İngiltere merkezli haber ajansı Reuters, ABD heyetinde bulunan üst düzey bir Dışişleri Bakanlığı yetkilisiyle görüştü. İsminin açıklanmaması kaydıyla Reuters’a konuşan ABD’li yetkili, ABD’nin İsveç’in onay sürecinin bu denli uzamasından duyulan hayal kırıklığını dile getirdi. Yetkili, yine de geçen ayki meclis süreci sonrasında İsveç’in üyeliğinin yakında onaylanacağından emin olduklarını söyledi. ABD’li vekiller de Ankara’ya F-16 satışını İsveç’in üyeliğine bağlayarak onay gerçekleşene kadar rafa kaldırmıştı.
Rusya’nın 2022 başlarında Ukrayna’yı işgal etmesi sonrasında Finlandiya ile birlikte NATO’ya katılmak için başvuran İsveç, ittifakın 32’inci üyesi olmak istiyor. Finlandiya ise ittifaka geçen yıl katılmıştı.
Blinken, İsrail’in Gazze’ye yönelik saldırılarının başladığı 7 Ekim’den bu yana 4. kez bölge turuna çıktı. Türkiye, Yunanistan, Ürdün, Katar, Birleşik Arap Emirlikleri, Suudi Arabistan, İsrail, Filistin ve Mısır’ı da kapsayan turu çerçevesinde ilk olarak İstanbul’a gelen Blinken, mevkidaşlarıyla bir araya gelerek “bir dizi kritik konuyu” ele alacak. Blinken’ın Türkiye’nin ardından akşam saatlerinde Yunanistan’a geçti ve Girit Adası’nda Yunanistan Başbakanı Kiryakos Miçotakis ile görüştü.
ABD Dışişleri Bakanı Blinken’ın 4’üncü turunun özellikle de savaşın yayılma endişelerini ortadan kaldırmaya yönelik diplomatik çabalar içereceği öngörülüyor. Ancak, İsrail’in Lübnan’ın güneyinde devam eden çatışmaları başkent Beyrut’a taşıyıp, “Hizbullah’ın kalesi” olarak bilinen Dahiye’deki Hamas ofisini hedef alması ve İran, Irak ve Kızıldeniz’deki son saldırılar da düşünülünce ziyaret, zorlu geçeceğe benziyor.
Geçtiğimiz hafta, resmen üstlenmese de herkesin “olağan şüpheli” olarak gördüğü İsrail, Lübnan’ın başkenti Beyrut’ta Hamas Siyasi Büro Başkan Yardımcısı Salih el-Aruru’yi hedef aldı. Aruri ve beraberindeki 6 Hamas üyesinin ölümüyle sonuçlanan saldırı ardından Hizbullah lideri Hasan Nasrallah, Lübnan merkezli grubun İsrail ile savaştan korkmadığını söyledi.
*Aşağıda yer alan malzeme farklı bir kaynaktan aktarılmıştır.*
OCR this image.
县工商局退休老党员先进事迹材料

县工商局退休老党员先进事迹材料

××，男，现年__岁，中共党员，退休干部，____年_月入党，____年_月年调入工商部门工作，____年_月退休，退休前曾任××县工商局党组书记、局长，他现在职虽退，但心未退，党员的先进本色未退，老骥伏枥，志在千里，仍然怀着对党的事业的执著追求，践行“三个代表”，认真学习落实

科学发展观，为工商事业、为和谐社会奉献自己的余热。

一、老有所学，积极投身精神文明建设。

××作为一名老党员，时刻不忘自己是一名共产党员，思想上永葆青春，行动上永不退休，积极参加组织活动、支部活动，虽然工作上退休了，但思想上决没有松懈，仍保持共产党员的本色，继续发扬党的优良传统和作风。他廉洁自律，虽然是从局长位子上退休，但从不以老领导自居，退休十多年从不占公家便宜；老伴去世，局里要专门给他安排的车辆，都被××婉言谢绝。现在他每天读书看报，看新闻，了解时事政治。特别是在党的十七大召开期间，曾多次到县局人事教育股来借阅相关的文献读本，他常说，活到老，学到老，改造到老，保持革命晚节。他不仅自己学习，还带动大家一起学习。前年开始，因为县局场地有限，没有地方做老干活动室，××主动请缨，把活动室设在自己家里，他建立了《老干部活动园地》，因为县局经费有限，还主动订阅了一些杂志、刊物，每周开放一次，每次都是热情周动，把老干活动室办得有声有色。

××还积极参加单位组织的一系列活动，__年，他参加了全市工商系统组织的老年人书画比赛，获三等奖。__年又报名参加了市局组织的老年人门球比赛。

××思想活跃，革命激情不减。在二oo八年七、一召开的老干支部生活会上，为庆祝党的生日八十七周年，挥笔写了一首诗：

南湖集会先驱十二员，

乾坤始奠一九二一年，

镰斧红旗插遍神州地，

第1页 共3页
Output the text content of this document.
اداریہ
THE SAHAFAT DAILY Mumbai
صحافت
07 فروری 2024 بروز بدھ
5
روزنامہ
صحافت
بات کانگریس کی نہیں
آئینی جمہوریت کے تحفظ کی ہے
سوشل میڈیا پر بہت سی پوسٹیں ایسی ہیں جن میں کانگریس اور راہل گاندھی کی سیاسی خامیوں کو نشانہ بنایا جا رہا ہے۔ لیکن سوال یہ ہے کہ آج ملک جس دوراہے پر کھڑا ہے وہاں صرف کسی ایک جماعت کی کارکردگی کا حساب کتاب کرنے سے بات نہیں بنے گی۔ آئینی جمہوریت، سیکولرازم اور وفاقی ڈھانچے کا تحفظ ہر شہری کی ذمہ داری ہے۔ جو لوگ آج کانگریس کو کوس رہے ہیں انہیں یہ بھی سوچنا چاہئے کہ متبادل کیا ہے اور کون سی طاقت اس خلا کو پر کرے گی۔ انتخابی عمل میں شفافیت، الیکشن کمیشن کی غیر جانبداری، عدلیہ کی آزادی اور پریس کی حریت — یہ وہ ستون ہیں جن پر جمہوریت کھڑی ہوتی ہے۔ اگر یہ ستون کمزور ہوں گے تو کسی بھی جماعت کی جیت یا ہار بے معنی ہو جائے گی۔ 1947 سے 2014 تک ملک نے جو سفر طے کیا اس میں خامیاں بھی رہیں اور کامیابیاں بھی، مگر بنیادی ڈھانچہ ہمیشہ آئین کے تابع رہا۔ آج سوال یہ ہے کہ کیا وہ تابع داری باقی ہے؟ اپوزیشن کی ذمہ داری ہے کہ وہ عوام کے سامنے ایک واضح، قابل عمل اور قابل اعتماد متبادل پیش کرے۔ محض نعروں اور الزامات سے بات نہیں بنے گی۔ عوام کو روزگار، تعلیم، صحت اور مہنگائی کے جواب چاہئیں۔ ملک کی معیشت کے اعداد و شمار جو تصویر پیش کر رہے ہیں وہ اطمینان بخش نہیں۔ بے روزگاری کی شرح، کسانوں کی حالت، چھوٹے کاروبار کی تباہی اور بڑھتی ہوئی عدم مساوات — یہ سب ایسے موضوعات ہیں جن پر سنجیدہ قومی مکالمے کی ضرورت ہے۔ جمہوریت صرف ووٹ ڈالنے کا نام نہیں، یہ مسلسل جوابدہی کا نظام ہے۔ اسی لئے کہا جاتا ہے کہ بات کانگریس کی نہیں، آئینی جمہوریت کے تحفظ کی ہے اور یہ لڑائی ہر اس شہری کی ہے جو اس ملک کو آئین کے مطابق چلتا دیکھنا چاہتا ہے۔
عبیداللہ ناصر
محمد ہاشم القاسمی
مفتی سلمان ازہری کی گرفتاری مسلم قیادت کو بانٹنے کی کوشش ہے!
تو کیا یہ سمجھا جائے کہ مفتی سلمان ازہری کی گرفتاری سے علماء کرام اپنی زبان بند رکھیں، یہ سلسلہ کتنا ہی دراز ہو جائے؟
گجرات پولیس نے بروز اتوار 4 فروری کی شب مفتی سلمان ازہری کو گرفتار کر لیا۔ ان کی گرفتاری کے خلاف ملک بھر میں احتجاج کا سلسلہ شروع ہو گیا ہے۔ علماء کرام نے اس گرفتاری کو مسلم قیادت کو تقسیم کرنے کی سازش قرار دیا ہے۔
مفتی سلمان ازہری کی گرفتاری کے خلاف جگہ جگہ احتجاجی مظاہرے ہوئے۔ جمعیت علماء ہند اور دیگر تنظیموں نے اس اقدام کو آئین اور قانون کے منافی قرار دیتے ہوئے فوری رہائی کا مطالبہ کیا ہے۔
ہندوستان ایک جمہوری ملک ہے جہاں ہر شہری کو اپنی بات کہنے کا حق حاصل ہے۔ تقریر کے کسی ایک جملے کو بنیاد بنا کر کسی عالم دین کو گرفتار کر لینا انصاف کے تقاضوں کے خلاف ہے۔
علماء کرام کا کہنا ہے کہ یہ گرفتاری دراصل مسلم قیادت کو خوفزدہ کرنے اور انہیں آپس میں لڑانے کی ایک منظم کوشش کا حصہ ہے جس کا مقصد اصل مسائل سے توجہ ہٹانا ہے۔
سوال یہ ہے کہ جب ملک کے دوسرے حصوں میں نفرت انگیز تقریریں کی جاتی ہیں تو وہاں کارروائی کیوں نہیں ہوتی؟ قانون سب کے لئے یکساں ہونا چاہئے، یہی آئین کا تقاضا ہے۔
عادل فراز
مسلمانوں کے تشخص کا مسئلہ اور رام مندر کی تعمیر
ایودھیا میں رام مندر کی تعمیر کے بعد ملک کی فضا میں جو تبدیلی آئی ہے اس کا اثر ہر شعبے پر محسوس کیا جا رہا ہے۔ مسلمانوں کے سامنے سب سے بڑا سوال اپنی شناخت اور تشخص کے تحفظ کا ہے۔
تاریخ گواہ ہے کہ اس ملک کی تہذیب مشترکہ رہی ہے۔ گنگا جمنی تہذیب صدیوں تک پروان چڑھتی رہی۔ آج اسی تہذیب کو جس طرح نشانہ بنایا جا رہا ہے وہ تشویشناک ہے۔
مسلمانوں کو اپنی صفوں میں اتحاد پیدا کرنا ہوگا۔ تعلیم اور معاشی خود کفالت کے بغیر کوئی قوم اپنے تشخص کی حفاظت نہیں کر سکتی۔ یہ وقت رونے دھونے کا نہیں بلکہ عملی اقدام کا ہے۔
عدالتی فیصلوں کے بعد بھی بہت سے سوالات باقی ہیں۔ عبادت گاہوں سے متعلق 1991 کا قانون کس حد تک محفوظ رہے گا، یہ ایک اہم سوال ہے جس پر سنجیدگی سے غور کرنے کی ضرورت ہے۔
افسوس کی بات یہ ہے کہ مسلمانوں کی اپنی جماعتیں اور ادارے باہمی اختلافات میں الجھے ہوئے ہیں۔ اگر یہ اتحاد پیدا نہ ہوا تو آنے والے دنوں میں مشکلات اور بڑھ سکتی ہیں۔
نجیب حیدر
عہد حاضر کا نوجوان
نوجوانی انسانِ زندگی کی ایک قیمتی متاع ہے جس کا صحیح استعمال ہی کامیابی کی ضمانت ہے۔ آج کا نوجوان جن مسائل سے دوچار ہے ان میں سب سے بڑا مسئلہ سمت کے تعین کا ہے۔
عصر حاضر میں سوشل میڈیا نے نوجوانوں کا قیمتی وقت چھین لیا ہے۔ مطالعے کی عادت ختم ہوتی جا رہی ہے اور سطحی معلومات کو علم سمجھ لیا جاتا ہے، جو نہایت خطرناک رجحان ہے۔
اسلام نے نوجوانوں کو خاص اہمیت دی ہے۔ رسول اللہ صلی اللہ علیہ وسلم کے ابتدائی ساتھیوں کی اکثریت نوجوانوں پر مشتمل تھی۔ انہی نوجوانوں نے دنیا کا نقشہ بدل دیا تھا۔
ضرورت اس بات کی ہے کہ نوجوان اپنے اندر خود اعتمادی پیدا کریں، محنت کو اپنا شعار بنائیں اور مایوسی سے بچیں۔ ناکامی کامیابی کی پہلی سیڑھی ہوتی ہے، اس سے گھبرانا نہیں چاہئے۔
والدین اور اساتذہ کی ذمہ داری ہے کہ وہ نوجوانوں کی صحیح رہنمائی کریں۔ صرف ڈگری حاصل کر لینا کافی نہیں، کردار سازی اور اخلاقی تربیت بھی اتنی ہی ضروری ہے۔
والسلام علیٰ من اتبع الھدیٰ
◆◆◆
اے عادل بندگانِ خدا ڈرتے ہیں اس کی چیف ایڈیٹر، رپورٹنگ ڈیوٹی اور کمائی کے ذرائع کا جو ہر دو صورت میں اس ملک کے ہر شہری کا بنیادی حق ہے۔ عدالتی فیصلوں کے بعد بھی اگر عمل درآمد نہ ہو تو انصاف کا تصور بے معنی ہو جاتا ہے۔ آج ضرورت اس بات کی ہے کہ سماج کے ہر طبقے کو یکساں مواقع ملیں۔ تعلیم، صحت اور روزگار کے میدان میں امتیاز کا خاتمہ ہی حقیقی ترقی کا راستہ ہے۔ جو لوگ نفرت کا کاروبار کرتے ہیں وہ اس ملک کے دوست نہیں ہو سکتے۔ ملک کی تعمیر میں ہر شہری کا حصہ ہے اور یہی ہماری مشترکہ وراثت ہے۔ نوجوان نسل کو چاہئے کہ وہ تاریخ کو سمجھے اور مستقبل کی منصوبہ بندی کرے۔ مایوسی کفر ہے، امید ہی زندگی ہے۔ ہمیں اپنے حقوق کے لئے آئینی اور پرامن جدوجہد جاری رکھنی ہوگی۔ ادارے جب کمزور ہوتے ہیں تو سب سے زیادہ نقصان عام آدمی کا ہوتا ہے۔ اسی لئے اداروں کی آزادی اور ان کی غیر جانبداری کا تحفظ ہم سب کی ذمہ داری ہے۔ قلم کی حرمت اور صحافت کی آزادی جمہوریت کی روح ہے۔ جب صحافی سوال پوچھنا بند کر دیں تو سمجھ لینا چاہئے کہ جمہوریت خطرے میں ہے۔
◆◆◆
Washington’daki bir basın toplantısında ise Beyaz Saray Sözcüsü John Kirby, tansiyonu hiç de düşürmeyecek bir açıklama yaptı ve Aruri’nin ölümü için şunları söyledi: “Kimse gözyaşı dökmemeli.”
Ardından; İran, Irak ve Kızıldeniz’de yükselen gerilim de artarak sürdü. Ancak yine de Blinken’ın bu ziyaretlerinde bölgesel bire savaşın önüne geçmeye engel olmak için bir takım mesajlar vereceği düşünülüyor. Öte yandan ABD’li bakanın çantasında, Filistinli örgütlerin net bir tavırla reddettiği, savaştan sonra Gazze planı da olacak.
Bu da ABD için zorlu konulardan biri çünkü ABD’nin isteğine ters bir şekilde, İsrail de savaş sonrası ablukanın devam etmesini istiyor.